Leviathan is the great primordial sea-monster of Hebrew tradition — a colossal serpent-dragon of the deep, untamable and terrible, whom God alone can master. The mightiest of the chaos-beasts, Leviathan embodies the raw, churning power of the primeval ocean and the limits of human strength before the works of the Creator.
The Terror of the Deep
Scripture describes Leviathan in awestruck, fearful language. In the Book of Job, God himself challenges the proud: “Can you draw out Leviathan with a fishhook?” The creature’s scales are his pride, “shut up together as with a close seal”; from his mouth go burning torches, and sparks of fire leap out; smoke pours from his nostrils, and his breath kindles coals. “Upon earth there is not his like, a creature without fear. He beholds everything that is high; he is king over all the children of pride.” No weapon can pierce him, no man can subdue him — only his Maker.
The Chaos-Serpent
Leviathan’s roots reach back to the ancient Near Eastern myths of the chaos-dragon of the sea, the primeval enemy of order — kin to [rahab], the other great sea-monster of Hebrew lore, and to the dragons that the Creator subdues at the world’s beginning. The Psalms recall how God “broke the heads of Leviathan in pieces” and crushed the sea-monsters in the act of creation, taming the wild waters and establishing the order of the world. Leviathan thus stands for the chaos that the divine power conquers and holds in check.

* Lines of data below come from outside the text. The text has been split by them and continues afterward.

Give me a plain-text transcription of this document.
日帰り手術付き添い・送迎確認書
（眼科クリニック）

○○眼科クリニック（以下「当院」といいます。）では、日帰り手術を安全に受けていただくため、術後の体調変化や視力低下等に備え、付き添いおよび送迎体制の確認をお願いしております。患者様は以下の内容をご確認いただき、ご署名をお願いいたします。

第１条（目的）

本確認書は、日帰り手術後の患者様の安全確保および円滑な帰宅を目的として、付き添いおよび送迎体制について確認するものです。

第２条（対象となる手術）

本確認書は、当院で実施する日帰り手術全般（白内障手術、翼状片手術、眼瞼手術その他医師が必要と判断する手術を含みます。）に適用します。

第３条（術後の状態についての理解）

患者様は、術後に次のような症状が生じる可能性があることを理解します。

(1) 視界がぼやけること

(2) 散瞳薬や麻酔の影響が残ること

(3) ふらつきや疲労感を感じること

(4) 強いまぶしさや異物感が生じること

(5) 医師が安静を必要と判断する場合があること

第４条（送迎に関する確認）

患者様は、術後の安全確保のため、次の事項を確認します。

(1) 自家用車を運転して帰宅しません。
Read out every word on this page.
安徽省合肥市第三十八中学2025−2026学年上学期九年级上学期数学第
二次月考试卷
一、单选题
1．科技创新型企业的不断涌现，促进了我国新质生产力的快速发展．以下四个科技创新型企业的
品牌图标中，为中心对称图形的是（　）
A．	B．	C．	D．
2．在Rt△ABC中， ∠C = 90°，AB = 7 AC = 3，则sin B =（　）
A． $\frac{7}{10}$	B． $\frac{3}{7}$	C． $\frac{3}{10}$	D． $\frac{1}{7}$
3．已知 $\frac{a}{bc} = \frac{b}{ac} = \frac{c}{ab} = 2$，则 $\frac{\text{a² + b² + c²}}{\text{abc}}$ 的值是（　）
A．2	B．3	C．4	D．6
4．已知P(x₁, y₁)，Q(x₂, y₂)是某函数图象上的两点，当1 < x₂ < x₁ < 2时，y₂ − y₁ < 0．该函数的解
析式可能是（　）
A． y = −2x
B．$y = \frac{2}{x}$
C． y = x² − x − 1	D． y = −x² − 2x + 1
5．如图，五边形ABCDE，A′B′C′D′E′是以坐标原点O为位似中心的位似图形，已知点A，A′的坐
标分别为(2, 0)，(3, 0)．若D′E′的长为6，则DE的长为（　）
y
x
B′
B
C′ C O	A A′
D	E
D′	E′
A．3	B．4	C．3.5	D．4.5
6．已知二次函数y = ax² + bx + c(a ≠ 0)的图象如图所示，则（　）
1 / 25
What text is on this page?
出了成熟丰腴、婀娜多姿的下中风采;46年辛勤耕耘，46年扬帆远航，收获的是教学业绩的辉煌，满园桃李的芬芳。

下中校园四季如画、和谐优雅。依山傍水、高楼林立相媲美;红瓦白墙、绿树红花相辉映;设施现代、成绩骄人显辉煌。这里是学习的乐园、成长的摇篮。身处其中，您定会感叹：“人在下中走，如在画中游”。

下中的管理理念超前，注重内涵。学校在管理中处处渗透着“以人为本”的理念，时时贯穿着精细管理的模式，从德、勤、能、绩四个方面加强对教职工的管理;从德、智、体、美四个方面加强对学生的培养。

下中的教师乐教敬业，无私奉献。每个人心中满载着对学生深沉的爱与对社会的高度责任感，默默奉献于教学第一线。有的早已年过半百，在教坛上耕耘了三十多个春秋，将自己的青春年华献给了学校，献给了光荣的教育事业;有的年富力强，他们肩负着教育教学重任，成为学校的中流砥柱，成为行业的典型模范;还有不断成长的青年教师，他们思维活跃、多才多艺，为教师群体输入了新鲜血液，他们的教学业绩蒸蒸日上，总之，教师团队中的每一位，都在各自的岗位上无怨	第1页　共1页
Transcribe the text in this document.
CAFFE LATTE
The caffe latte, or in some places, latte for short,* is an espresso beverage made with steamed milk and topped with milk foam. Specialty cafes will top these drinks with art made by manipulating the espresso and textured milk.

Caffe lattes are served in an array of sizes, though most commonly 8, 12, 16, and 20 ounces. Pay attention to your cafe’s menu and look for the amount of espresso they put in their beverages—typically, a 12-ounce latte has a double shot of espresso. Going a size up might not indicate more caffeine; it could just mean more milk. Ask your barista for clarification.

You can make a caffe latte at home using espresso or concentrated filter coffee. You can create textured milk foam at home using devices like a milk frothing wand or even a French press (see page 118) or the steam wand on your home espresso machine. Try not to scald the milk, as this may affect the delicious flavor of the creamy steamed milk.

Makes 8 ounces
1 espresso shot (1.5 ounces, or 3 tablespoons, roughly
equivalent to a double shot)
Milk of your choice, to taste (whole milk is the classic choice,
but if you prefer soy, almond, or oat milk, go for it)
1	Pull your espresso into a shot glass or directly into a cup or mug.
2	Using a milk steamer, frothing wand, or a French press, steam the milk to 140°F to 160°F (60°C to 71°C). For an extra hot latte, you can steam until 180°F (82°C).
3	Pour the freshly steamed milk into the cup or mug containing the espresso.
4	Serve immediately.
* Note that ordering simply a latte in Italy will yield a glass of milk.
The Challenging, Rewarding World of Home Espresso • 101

The Feast at the End of Days
Jewish tradition gave Leviathan a startling destiny. In the rabbinic imagination, God created Leviathan and a mate, but slew the female lest the pair multiply and destroy the world, preserving her flesh. At the end of days, in the messianic age, Leviathan will be slain — doing battle with the land-monster [behemoth] until both fall — and its flesh will be served as the great feast of the righteous, while its hide is stretched to make their canopy. So the monster of chaos becomes, at the last, the banquet of the redeemed. In Leviathan, Hebrew tradition gave its grandest form to the untamable deep — the dragon that only God can bind, and that the end of time will turn from terror into triumph.